Regional policymakers often overestimate their regional innovation systems’ capacity to develop new ideas and to produce technological innovations. Regional innovation policies would often be more efficient in promoting the local’s absorptive capacity and in adapting to their context’s existing innovations. One of the main activities regional innovation agencies perform is to monitor, acquire, assimilate, and diffuse extra-regional knowledge. The regional technological catch-up process is achieved by responding to regional weaknesses. Regional innovation agencies must actively engage quadruple helix stakeholders at each step of the policy design, implementation, and evaluation if they are to correctly identify the weaknesses in the RIS and the extra-regional actors best placed to address those weaknesses. In contrast to smart specialization strategy (S3), which argues that regions must discover what they do best in terms of their scientific and technological endowments, this article argues that regional weaknesses must be the starting point of policy action. Another main activity of regional innovation agencies is to manage and oversee multiple quadruple helix advisory boards, involving the most important regional actors in science and technology, and in the social, organizational, and institutional structure.

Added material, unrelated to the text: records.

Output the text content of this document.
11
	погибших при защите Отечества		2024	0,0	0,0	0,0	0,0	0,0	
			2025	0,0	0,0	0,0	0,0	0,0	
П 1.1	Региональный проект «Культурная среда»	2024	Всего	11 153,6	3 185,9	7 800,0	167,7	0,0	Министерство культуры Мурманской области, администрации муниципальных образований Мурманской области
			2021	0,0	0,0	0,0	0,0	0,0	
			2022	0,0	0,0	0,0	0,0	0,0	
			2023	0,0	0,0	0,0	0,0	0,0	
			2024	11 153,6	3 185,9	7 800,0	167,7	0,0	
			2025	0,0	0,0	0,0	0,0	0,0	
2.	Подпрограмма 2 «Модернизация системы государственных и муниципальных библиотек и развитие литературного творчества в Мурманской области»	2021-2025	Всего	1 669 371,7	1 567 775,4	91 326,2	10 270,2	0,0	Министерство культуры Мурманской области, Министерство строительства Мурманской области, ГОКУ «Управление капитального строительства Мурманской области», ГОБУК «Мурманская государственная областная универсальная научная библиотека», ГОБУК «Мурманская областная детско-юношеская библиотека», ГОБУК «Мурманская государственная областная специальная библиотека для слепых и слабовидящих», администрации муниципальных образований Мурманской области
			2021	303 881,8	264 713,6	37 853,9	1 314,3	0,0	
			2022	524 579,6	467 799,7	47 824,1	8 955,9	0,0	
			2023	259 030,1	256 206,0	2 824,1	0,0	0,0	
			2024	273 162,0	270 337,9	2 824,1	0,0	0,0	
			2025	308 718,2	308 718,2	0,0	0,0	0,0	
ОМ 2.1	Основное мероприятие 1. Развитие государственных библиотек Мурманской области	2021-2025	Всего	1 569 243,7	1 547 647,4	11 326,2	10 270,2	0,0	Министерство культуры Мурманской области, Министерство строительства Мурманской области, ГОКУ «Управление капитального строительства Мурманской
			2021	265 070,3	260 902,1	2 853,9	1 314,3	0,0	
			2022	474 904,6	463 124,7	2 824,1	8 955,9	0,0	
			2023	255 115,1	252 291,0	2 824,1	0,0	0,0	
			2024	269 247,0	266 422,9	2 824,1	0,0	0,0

The Entrepreneurial Region recommends creating regional innovation agencies (RIAs) in metropolitan-regions to design and support the implementation of place-based policies. The regional innovation agency’s vocation is not to implement programs, but rather to support other actors in the RIS to identify, to design, to implement, and to monitor programs that address relevant weaknesses in the RIS. This policy recommendation fits particularly well metropolitan-regions on the knowledge periphery and with relatively large innovative infrastructures (universities, large companies, research centers, public institutions, and support and intermediary organizations). The policy recommendation to create regional innovation agencies in regions on the knowledge periphery is not a silver bullet. Safeguards should be put in place to avoid rent-seeking and policy-capturing from powerful vested economic interests that could ultimately lead to a situation of political lock-in. The safeguards could be, for instance, to have an oversight from the civil society, through co-creation web-platforms and national or supranational authorities.
As an analogy for The Entrepreneurial Region, imagine you were preparing for an expedition to the South Pole. Would you rather prepare like Roald Amundsen or Robert Scott? The two explorers were in a race to set the first foot on the South Pole in 1911. Amundsen combined some knowledge from the Netsilik Eskimos—learning to dog-sled, using leather and fur clothing, and bringing with him Greenlander huskies—with Western technologies, while contextualizing that knowledge living in his base camp in Antarctica. Scott relied on the latest Western technologies, most notably British, since they were the best (undoubtedly). The end game was quite different. Amundsen won the race and Scott and his entire team perished without ever reaching the South Pole.
The Entrepreneurial Region should be like Amundsen in that it should be critical enough to know its weaknesses, independent enough to find the best solutions, smart enough to contextualize those solutions to address its weaknesses, and flexible enough to rally the most important regional stakeholders around a common inclusive and sustainable vision.